Classification of Missense Variants in XRCC2 by Functional Analysis: Implications for Breast Cancer Association Studies.

Abstract

XRCC2 belongs to the family of RAD51 paralogs, which are involved in homologous recombination repair (HRR) of DNA double-strand breaks. Variants in XRCC2 have recently been suggested to increase the risk for breast cancer. However, this finding could not be confirmed in a second study. Both case-control studies lacked power due to the rarity of deleterious XRCC2 mutations, and therefore rare missense variants predicted to be damaging by in silico analysis had been included in the analyses. But is incorporating purely in silico predictions for variant pathogenicity advised when conducting association studies? In this issue, Hilbers et al. (Hum Mutat 37:914–925, 2016) examined 23 previously reported XRCC2 missense variants with four different in silico prediction algorithms, including AlignGVGD, SIFT, PolyPhen2, and CADD, to estimate whether the variants were likely to be pathogenic.
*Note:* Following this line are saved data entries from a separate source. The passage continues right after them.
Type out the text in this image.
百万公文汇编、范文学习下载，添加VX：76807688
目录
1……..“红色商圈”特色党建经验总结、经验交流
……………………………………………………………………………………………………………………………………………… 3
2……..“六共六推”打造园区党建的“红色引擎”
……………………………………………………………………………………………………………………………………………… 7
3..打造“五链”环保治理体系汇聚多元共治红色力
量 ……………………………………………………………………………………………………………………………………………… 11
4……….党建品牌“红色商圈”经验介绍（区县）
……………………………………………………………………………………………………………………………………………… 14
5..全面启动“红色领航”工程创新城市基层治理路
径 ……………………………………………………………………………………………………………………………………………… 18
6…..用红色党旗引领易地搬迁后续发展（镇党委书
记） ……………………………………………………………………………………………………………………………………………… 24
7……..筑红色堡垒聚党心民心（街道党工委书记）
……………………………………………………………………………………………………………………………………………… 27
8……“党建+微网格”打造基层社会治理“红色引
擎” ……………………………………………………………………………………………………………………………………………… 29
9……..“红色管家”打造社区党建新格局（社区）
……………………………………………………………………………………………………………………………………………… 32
The functional effects of the XRCC2 missense variants were subsequently examined by testing their ability to complement the DNA repair phenotype of XRCC2-deficient cells, as well as measuring the efficiency of the variants to perform HRR in hamster and human cells. The experiments revealed that the in silico predictions correlated poorly with the observed functional effects. When the novel functional data were included in case-control studies, there no longer was an association with breast cancer. The authors conclude that if XRCC2 variants predispose to breast cancer, the associated variants are likely to be restricted to protein-truncating mutations as well as few missense variants. Next-generation sequencing is expected to increase the number of rare variants identified in novel cancer-predisposing genes, which poses challenges to risk estimation through patient cohorts and cosegregation analysis. The study by Hilbers et al. highlights the importance of functional analysis of variants of unknown clinical significance and demonstrates the pitfalls in establishing an association between rare missense variants and disease risk.